Taes interjected, “They have broader concerns of survival.”
Cellar Door insisted, “Their ships are clear. She’s saying you have bad intel.”
“No, our intelligence has been authenticated,” AC-74 said. “See?”
Waving Taes closer, Ketris said, “They’ve sent us a report,” and she enlarged it on the science panel. She didn’t blink once as she scrolled through the data. Her fingers hovered over the console like raptor’s claws.
Field Report: ARU 29. [Signal interrupted. Partial data recovery.]
Observation: Unauthorised replication of chronodynamic power modules. Calibration failure rate exceeds 78%. Resource waste significant.
Target: Trabe mining flotilla: sector coordinates verified. Activity masquerades as refugee displacement.
Analysis: Once dominant through deceit and control, the Trabe exhibit a parasitic model of advancement through appropriating technologies beyond their cognitive architecture. Their lineage is resistant to optimisation.
Action Directive: Execute all Trabe engineering biologicals to prevent ideological spread.

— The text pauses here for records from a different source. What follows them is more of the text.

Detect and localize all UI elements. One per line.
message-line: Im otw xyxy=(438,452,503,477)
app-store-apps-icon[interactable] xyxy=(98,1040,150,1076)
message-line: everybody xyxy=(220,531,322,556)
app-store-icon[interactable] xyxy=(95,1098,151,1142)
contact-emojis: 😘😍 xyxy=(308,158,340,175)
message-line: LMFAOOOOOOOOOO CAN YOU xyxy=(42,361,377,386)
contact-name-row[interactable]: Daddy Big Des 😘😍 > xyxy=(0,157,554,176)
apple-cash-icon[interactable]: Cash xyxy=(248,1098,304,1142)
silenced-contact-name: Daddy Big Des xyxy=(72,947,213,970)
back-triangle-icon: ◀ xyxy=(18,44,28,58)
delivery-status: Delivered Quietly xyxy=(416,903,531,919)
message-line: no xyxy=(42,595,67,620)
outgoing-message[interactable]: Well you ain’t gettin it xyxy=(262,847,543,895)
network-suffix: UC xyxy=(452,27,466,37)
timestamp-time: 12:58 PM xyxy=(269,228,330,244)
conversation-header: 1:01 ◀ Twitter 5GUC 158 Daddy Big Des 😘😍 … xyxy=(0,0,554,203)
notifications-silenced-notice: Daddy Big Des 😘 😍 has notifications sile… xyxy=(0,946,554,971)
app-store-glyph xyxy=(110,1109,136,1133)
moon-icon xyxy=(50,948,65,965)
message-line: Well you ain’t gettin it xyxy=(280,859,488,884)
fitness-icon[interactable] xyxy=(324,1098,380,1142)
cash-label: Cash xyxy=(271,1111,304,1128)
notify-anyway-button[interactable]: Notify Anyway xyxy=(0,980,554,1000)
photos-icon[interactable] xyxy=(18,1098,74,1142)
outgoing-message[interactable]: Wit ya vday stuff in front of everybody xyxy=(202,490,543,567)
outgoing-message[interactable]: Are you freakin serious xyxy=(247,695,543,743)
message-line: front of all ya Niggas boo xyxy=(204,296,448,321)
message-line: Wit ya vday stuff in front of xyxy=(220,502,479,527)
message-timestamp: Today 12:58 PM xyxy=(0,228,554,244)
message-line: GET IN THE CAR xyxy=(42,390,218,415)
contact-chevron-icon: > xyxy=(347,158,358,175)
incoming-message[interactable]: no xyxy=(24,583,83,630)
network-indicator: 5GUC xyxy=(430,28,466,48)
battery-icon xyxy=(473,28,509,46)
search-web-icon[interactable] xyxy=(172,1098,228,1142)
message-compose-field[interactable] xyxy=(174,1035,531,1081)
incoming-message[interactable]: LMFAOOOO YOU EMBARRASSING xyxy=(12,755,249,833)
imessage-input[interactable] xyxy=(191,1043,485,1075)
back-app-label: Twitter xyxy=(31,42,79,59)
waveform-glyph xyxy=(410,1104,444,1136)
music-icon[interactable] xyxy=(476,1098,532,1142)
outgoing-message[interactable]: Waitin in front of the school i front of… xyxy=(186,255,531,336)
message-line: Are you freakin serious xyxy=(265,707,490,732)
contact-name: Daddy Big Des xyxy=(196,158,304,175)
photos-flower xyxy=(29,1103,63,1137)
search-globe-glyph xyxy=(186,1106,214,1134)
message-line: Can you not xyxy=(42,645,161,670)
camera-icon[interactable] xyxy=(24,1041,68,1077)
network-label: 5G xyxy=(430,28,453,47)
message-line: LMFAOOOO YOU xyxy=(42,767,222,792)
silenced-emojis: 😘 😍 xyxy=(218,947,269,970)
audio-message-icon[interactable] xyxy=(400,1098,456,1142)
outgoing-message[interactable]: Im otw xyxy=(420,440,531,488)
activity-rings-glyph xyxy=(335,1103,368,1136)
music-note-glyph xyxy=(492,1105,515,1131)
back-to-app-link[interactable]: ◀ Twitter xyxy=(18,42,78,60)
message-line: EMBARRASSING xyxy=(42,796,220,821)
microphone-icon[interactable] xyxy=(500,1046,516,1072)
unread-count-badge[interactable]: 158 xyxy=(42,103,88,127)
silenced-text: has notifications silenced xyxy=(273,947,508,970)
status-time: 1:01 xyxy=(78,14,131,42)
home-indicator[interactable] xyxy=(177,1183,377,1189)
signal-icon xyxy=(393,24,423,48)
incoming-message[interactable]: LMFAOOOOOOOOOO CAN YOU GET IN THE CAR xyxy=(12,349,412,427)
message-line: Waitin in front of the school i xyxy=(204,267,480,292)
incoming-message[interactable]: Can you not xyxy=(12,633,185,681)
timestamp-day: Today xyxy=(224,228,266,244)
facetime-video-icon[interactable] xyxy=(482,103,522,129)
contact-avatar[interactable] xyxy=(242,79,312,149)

Seize partial module constructs for analysis and reprocessing. Deny further access to high-order energy substrates.
Looking up from the panel, Taes asked, “Where did this come from, Automated Commander?”
“Automated Reconnaissance Units seventeen and twenty-nine were destroyed in bringing this information. Their loss is consequential,” AC-74 said.
“Are you…” Taes started to say. Then Taes leaned back on her heels and crossed her arms over her abdomen. She stared at AC-74 for long enough for Cellar Door to flag it.
Finally, Taes asked, “Are you telling me you inserted reconnaissance units aboard a Trabe ship without their–”
Ketris slammed her fist down on her station. She decried, “It’s a fake!”